The government of the US Virgin Islands last month approved a proposed US$1.4-billion operating agreement between itself and Arclight Capital Partners LLC, Boston, to restart the former Hovensa Refinery at Limetree Bay, St Croix. The refinery is scheduled for opening by the end of 2019. With an initial crude processing capacity of about 200,000 barrels per day according to the USVI government, the investment is expected to create 1,200 local jobs during construction and as many as 700 permanent jobs upon restarting the facility. The Hovensa refinery was a joint venture between Hess Corporation and Petroleos de Venezuela until it closed in 2012.
Rowley said that the Petrotrin model has outlived its usefulness and it was now time to accept that and equip the company to stand the test of the ever changing global economy.
“Petrotrin’s model has become obsolete and uncompetitive and its operating practices are inefficient. The company was nowhere in line with global industry standards and best practices. In fact the company’s operations are identified as being among the most inefficient in the world. The company if left as it is would continue to operate at a loss at a rate of aboutTT$2B a year. It is not a viable option, to do so is to saddle future generations with a huge debt burden. If not dealt with now, the negative effects will get worst and it simply cannot work. To break even would cost TT$7B and would involve significant staff cuts and an ultra-low sulphur refinery,”
He believed that the “Gross mismanagement of the national patrimony within the last decade” such as many cost overruns and delays in projects for the company was part of the reason government is now saddled with the large debt.
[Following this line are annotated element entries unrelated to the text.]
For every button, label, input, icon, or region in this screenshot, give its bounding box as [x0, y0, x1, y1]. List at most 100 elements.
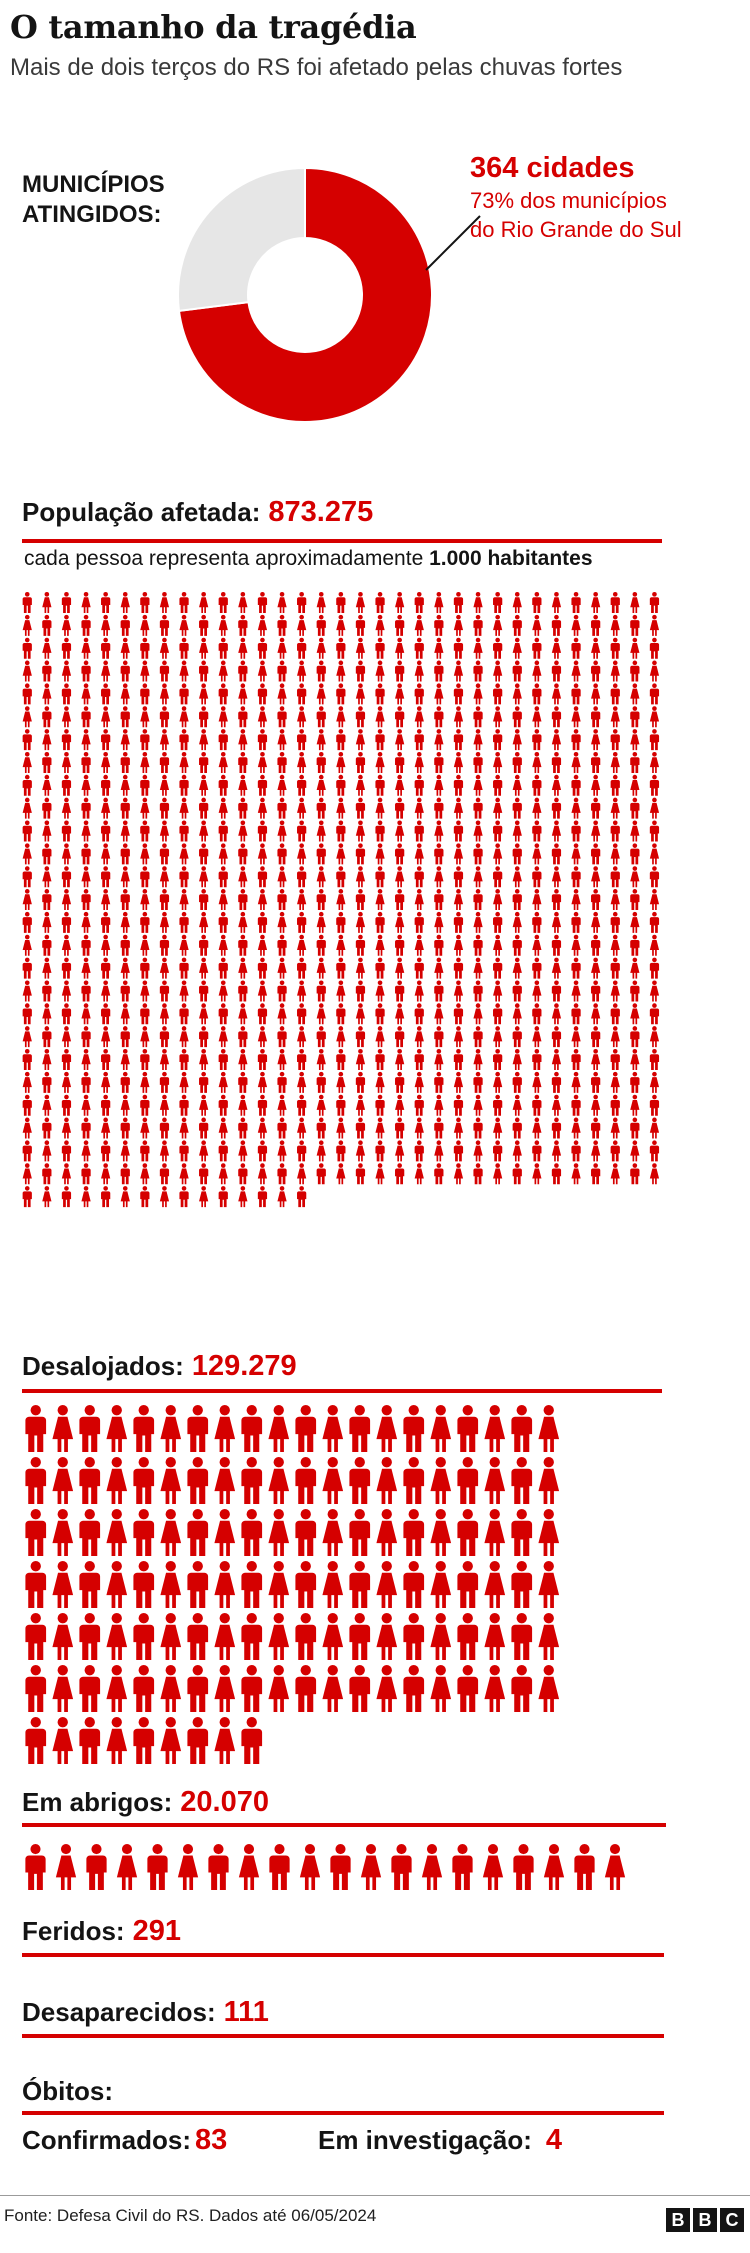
person-icon: [512, 1094, 522, 1116]
person-icon: [473, 706, 483, 728]
person-icon: [81, 797, 91, 819]
person-icon: [61, 683, 72, 705]
person-icon: [42, 934, 52, 956]
person-icon: [532, 1163, 542, 1185]
person-icon: [493, 751, 503, 773]
person-icon: [375, 911, 385, 933]
person-icon: [610, 660, 620, 682]
person-icon: [140, 729, 150, 751]
person-icon: [571, 889, 581, 911]
person-icon: [214, 1457, 236, 1504]
person-icon: [277, 614, 287, 636]
person-icon: [277, 957, 287, 979]
person-icon: [453, 866, 464, 888]
person-icon: [453, 729, 464, 751]
person-icon: [355, 911, 366, 933]
person-icon: [179, 660, 189, 682]
person-icon: [120, 660, 130, 682]
person-icon: [512, 660, 522, 682]
person-icon: [414, 1071, 424, 1093]
person-icon: [257, 843, 268, 865]
person-icon: [551, 1140, 562, 1162]
person-icon: [532, 889, 542, 911]
person-icon: [140, 843, 150, 865]
person-icon: [238, 1140, 248, 1162]
unit-note-bold: 1.000 habitantes: [429, 547, 593, 570]
desaparecidos-heading: Desaparecidos: 111: [22, 1996, 269, 2029]
person-icon: [61, 843, 72, 865]
person-icon: [375, 866, 385, 888]
person-icon: [42, 911, 52, 933]
person-icon: [42, 843, 52, 865]
person-icon: [512, 957, 522, 979]
person-icon: [81, 729, 91, 751]
person-icon: [140, 1049, 150, 1070]
person-icon: [551, 774, 562, 796]
person-icon: [551, 1049, 562, 1070]
person-icon: [238, 911, 248, 933]
person-icon: [473, 637, 483, 659]
person-icon: [484, 1665, 506, 1712]
person-icon: [159, 1026, 170, 1048]
person-icon: [316, 592, 326, 613]
person-icon: [355, 820, 366, 842]
person-icon: [81, 1003, 91, 1025]
person-icon: [238, 1094, 248, 1116]
person-icon: [42, 797, 52, 819]
person-icon: [434, 706, 444, 728]
person-icon: [375, 683, 385, 705]
person-icon: [81, 843, 91, 865]
person-icon: [257, 934, 268, 956]
person-icon: [199, 683, 209, 705]
person-icon: [630, 729, 640, 751]
person-icon: [257, 1026, 268, 1048]
person-icon: [316, 637, 326, 659]
person-icon: [473, 866, 483, 888]
person-icon: [591, 774, 601, 796]
populacao-label: População afetada:: [22, 497, 261, 527]
person-icon: [473, 683, 483, 705]
person-icon: [22, 889, 32, 911]
person-icon: [375, 1094, 385, 1116]
person-icon: [316, 751, 326, 773]
person-icon: [453, 660, 464, 682]
person-icon: [551, 706, 562, 728]
person-icon: [414, 911, 424, 933]
abrigos-value: 20.070: [180, 1786, 269, 1818]
person-icon: [22, 592, 32, 613]
person-icon: [414, 1140, 424, 1162]
person-icon: [297, 1071, 307, 1093]
person-icon: [336, 1026, 346, 1048]
person-icon: [434, 911, 444, 933]
person-icon: [649, 866, 660, 888]
person-icon: [61, 1140, 72, 1162]
person-icon: [532, 934, 542, 956]
person-icon: [512, 592, 522, 613]
person-icon: [277, 866, 287, 888]
person-icon: [336, 1049, 346, 1070]
person-icon: [434, 1071, 444, 1093]
person-icon: [532, 866, 542, 888]
person-icon: [434, 1163, 444, 1185]
person-icon: [512, 1117, 522, 1139]
person-icon: [355, 889, 366, 911]
person-icon: [268, 1665, 290, 1712]
person-icon: [297, 1026, 307, 1048]
feridos-divider: [22, 1953, 664, 1957]
person-icon: [336, 911, 346, 933]
person-icon: [375, 980, 385, 1002]
person-icon: [277, 1140, 287, 1162]
person-icon: [159, 1049, 170, 1070]
person-icon: [395, 614, 405, 636]
person-icon: [336, 1094, 346, 1116]
person-icon: [316, 866, 326, 888]
person-icon: [430, 1665, 452, 1712]
person-icon: [538, 1457, 560, 1504]
person-icon: [22, 729, 32, 751]
person-icon: [52, 1613, 74, 1660]
person-icon: [493, 820, 503, 842]
obitos-heading: Óbitos:: [22, 2076, 113, 2106]
person-icon: [484, 1405, 506, 1452]
person-icon: [79, 1561, 101, 1608]
person-icon: [322, 1665, 344, 1712]
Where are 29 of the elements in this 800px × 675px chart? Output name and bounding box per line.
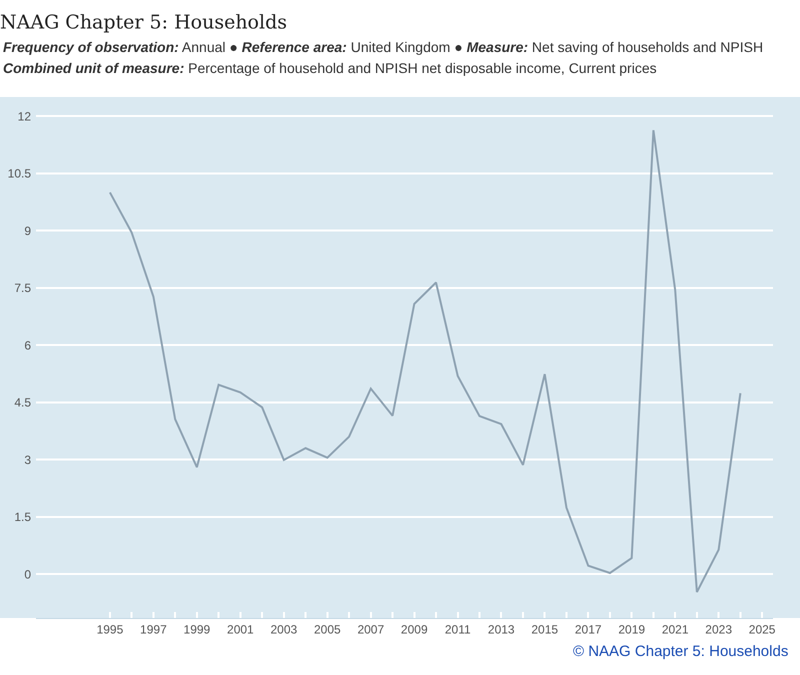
x-tick-label: 2013: [488, 622, 515, 636]
line-series: [108, 129, 742, 594]
text: © NAAG Chapter 5: Households: [573, 643, 788, 660]
x-tick-label: 1995: [96, 622, 124, 636]
y-tick-label: 3: [24, 452, 32, 467]
y-tick-label: 9: [24, 224, 32, 238]
x-tick-label: 2015: [531, 622, 558, 636]
y-tick-label: 12: [18, 109, 32, 124]
x-tick-label: 2011: [444, 622, 471, 636]
text: Frequency of observation: Annual ● Reference area: United Kingdom ● Measure: Net saving of households and NPISH Combined unit of measure: Percentage of household and NPISH net disposable income, Current prices: [3, 39, 764, 76]
x-tick-label: 2003: [270, 622, 298, 636]
x-tick-label: 2023: [705, 622, 732, 636]
y-tick-label: 6: [24, 338, 32, 352]
y-tick-label: 1.5: [14, 510, 32, 524]
y-tick-label: 10.5: [8, 166, 32, 181]
x-tick-label: 2001: [227, 622, 254, 636]
x-tick-label: 2007: [357, 622, 384, 636]
x-tick-label: 2025: [748, 622, 776, 636]
x-tick-label: 2009: [400, 622, 428, 636]
chart-title: NAAG Chapter 5: Households: [0, 12, 287, 34]
x-tick-label: 1999: [184, 622, 211, 636]
x-tick-label: 2019: [618, 622, 646, 636]
y-tick-label: 7.5: [14, 281, 32, 296]
x-tick-label: 2021: [662, 622, 689, 636]
x-tick-label: 2005: [314, 622, 341, 636]
x-tick-label: 1997: [140, 622, 168, 636]
y-tick-label: 4.5: [14, 396, 32, 410]
x-tick-label: 2017: [574, 622, 602, 636]
y-tick-label: 0: [24, 567, 32, 582]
A committee, headed by TT’s former Energy Ministry Permanent Secretary, Selwyn Lashley, had reported on the dismal state of the company since 2016 and the report showed that in addition to receiving huge subsidies from the state, Petrotrin was not paying its fair share of taxes collected to government.
“Taxes and royalties owed to Government amounted to $3.1 billion as at February 28, 2017. The company was not complying with the tax laws and even when it collected taxes from companies that paid their taxes to Petrotrin for onward transmission to the Ministry of Finance, Petrotrin was huffing and utilizing those monies in its own operations.”
“Money that should be turned over to the Ministry of Finance is held within the company and that is illegal,” he added.